Hari itu pun beralalu begitu indah. Sampai tak terasa pagi pun telah datang kembali. Ketika itu awan berkata padaku bahwa kemarau telah usai. Mendengar hal itu aku sangat senang, karena aku benci kemarau. Aku benci kemarau yang membuat sahabatku dan saudaraku sesama setetes air menghilang. Aku juga benci kemarau yang membuat pohon-pohon mengering dan ikan-ikan mati tak berdaya. Yang ada di pikiranku bila kemarau telah usai berarti bangsa air akan berkumpul kembali, pohon-pohon akan segar kembali.

Namun seketika itu juga sikapnya berubah padaku. Aku sungguh tak mengerti apa yang ada dalam hati dan pikirannya. Tiba-tiba awan berkata bahwa ia ingin aku pergi darinya. Perkataan itu sontak membuatku pilu, membuat hatiku terkoyak hancur mendengarnya. Aku mencoba bertanya apa salahku, mengapa ia bersikap seperti ini? Namun ia hanya bisu seribu bahasa. Ia begitu bersikap dingin padaku seolah aku telah melakukan kesalahan besar padanya. Ia tak memberi penjelasan walau hanya sepatah kata.

Kemudian ia hanya berkata bahawa ia tak ingin lagi bersamaku. Lalu ia pun mulai murka kepadaku. Tubuhnya berubah menjadi hitam pekat dan menggelapkan bumi. Ia pun mengeluarkan cambuk cahayanya yang biasa kusebut halilintar dan seiring dengan itu pun gemuruhnya begitu membahana menggelegar.

Aku pun tak sampai hati melihatnya yang teramat marah padaku. Walau aku sama sekali tak mengerti mengapa ia seperti itu. Aku tak menyangka gumpalan putih itu yang tadinya anggun, putih, halus, membuat nyaman, namun ternyata bisa berubah seperti itu menjadi sosok yang teramat marah. Ia pun terus menggunjang-guncangkan dirinya supaya aku jatuh dan pergi darinya. Namun aku tak mau pergi darinya. Aku berusaha untuk berpegangan. Beberapa kali ia menyuruhku pergi dengan nada marah, dan ia juga bilang dia amat jenuh padaku. Seketika itu juga aku tak kuat lagi untuk berpegangan. Dan aku pun jatuh terhempas menuju ke bumi.

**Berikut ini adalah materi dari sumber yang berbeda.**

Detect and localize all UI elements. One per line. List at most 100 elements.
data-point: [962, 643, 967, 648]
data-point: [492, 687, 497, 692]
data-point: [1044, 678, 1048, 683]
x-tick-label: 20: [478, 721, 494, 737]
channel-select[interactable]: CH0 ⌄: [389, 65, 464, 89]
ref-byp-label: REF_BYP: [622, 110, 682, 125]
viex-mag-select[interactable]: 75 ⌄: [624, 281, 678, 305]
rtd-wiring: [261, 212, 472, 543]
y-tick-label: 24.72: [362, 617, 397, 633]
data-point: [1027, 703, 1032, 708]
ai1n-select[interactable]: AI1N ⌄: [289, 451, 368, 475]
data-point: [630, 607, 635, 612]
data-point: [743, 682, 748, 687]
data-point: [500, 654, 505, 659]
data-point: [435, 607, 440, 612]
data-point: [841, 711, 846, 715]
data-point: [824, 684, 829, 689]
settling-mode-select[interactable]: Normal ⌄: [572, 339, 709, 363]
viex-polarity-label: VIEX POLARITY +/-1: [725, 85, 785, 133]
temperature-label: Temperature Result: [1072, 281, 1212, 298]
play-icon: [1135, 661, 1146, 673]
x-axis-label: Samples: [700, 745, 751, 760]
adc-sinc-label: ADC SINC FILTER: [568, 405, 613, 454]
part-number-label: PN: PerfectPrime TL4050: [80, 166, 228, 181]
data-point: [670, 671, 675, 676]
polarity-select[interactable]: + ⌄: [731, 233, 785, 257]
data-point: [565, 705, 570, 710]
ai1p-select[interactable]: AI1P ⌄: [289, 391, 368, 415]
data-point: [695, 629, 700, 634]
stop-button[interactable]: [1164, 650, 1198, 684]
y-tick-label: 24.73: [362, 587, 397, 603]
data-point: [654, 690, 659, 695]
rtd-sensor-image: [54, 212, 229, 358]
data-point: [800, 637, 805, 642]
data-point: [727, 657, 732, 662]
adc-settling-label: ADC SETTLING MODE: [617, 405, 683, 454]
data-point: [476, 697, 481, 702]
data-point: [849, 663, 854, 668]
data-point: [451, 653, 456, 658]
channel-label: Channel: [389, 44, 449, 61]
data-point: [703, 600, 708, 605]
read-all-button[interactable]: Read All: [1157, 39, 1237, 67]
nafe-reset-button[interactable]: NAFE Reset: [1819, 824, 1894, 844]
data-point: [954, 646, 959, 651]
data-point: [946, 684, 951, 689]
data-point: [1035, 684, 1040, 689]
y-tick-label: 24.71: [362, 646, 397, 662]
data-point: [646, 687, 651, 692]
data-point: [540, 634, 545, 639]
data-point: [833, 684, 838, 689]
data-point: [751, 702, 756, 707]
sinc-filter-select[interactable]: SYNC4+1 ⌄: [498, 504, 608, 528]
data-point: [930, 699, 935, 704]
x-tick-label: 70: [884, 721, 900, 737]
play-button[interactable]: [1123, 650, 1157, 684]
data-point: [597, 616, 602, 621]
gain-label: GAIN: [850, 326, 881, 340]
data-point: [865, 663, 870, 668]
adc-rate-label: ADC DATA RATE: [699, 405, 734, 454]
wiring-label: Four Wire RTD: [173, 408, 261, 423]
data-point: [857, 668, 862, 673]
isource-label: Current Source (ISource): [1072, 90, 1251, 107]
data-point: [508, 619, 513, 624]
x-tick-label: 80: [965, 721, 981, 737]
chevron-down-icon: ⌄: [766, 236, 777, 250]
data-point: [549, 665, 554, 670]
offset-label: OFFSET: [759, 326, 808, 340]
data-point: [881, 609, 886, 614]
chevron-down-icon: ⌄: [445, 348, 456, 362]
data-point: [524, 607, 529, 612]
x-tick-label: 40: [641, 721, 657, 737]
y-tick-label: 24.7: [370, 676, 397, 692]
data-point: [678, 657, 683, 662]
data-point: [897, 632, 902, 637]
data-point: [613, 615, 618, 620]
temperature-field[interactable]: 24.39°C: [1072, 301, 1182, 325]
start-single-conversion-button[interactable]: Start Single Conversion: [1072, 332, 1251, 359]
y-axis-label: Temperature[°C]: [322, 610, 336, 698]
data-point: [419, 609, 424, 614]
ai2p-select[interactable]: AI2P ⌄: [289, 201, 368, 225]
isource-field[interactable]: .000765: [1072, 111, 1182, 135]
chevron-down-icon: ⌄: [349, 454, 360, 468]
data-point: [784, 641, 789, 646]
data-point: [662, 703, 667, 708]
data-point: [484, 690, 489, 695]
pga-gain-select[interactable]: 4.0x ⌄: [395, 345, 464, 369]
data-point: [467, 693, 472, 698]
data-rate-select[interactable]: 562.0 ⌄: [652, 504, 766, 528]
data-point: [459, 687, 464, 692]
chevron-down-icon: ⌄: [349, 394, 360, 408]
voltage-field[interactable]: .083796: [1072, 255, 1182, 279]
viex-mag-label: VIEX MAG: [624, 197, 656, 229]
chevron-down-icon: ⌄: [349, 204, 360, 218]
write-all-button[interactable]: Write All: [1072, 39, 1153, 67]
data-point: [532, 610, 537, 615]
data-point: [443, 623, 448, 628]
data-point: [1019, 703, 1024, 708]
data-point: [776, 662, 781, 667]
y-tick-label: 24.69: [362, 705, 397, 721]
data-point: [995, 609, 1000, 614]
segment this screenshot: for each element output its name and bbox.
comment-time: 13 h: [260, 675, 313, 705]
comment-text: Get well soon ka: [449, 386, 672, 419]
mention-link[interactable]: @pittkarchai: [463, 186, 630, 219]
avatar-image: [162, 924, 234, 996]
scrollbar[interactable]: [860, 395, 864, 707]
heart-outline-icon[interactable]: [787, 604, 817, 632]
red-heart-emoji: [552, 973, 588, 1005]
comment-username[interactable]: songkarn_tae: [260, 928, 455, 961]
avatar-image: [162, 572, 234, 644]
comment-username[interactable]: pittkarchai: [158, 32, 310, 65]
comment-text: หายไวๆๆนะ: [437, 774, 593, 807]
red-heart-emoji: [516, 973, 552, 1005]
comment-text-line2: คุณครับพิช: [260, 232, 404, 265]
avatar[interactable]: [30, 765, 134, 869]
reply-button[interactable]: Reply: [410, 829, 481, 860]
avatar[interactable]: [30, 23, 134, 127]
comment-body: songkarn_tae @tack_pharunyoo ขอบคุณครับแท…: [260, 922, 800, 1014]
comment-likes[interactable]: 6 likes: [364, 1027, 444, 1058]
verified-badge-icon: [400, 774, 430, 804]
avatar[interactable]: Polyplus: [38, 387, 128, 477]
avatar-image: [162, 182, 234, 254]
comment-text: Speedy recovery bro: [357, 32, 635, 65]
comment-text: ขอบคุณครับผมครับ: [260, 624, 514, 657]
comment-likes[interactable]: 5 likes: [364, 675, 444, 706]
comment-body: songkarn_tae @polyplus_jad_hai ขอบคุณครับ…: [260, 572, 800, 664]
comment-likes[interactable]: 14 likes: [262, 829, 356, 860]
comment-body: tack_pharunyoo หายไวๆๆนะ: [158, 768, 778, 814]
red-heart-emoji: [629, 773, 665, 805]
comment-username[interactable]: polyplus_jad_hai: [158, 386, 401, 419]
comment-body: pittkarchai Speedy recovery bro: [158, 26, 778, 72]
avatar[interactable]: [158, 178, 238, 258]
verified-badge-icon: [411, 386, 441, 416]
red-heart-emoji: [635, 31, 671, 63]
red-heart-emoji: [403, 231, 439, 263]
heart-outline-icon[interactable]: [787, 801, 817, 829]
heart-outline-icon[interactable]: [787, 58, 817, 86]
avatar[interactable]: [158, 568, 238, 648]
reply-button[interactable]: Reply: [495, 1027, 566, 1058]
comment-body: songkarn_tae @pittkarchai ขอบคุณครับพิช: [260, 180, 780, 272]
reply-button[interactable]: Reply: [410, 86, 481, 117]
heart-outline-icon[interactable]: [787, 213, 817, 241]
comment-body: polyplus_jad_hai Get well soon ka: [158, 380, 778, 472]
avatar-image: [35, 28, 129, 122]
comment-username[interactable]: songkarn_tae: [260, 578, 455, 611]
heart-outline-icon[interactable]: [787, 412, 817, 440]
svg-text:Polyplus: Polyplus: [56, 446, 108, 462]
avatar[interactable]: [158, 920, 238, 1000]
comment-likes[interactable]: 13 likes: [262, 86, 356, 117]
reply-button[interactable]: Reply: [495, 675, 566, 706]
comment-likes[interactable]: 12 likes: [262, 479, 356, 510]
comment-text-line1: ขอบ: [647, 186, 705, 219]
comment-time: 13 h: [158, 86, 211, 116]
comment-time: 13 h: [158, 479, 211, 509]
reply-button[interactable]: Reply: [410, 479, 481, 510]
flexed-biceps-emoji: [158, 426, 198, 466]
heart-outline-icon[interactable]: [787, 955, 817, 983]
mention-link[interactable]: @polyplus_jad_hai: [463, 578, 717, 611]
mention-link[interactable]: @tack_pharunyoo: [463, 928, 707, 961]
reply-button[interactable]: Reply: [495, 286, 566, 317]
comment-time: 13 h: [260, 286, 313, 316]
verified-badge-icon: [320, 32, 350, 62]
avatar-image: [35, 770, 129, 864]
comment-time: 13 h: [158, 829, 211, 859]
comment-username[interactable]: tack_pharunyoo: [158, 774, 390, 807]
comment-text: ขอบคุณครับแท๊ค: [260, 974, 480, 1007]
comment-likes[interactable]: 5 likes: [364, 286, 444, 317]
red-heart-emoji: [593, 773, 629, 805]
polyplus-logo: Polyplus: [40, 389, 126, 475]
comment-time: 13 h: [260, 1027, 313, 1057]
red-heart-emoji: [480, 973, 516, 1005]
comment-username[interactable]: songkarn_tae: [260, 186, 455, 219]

Aku tak mengerti, sungguh tak mengerti. Ia yang mengajakku terbang menelusuri angkasa bersama dirinya. Namun ia pula yang menghempaskanku darinya. Aku pun hancur dibuatnya. kulihat ia semakin jauh dariku yang terus jatuh ke bawah. Sementara ia terus terbang menelusuri angkasa bersama sang Angin. Aku pun semakin kencang jatuh ke bawah sampai akhirnya menghujam bumi, dan aku tak sadar lagi.
***

Aku tak ingat telah berapa lama aku tak sadarkan diri semenjak jatuh menghujam bumi. Tapi aku mulai sadar dan mencoba membuka kelopak mataku secara perlahan. Saat itu terdengar suara-suara yang berkata, “trimakasih. . . . .trimakasihhh. . . . .trimakasih air.”  Rupanya suara itu berasal dari pohon-pohon yang sudah kembali rindang, dari ikan-ikan yang senang bisa berenang dengan leluasa, dari serangga, dan hewan-hewan lainnya. Aku juga lihat tanah sudah tak lagi gersang. Rerumputan dan ilalang sudah mulai bisa tumbuh disana. Dan danau itu. . . .danau itu yang telah lama mengering. Itu mereka, mereka sahabat-sahabatku, keluargaku, dan semua bangsa air telah berkumpul disana.

Oh, hari ini aku senang sekali karena kami bisa berkumpul kembali. Pohon, dan hewan-hewan pun berterimakasih pada kami, berterima kasih padaku yang hanya setetes air ini. Setetes air yang kecil, yang tak dianggap, dan dihempaskan oleh sang awan. Tapi aku merasa senang karena aku bukanlah setetes air yang tak berguna.


Perlahan kumulai bisa melupakan obsesiku bersama awan. Walau aku tak tau apakah ada secuil rasa sesal dari sang awan yang telah menghempaskanku, yang telah memandangku dengan sebelah mata. Tapi aku tetap berharap awan kan terus terbang menelusuri angkasa bersama sang angin. Biarlah ia terbang bebas, dan aku disini.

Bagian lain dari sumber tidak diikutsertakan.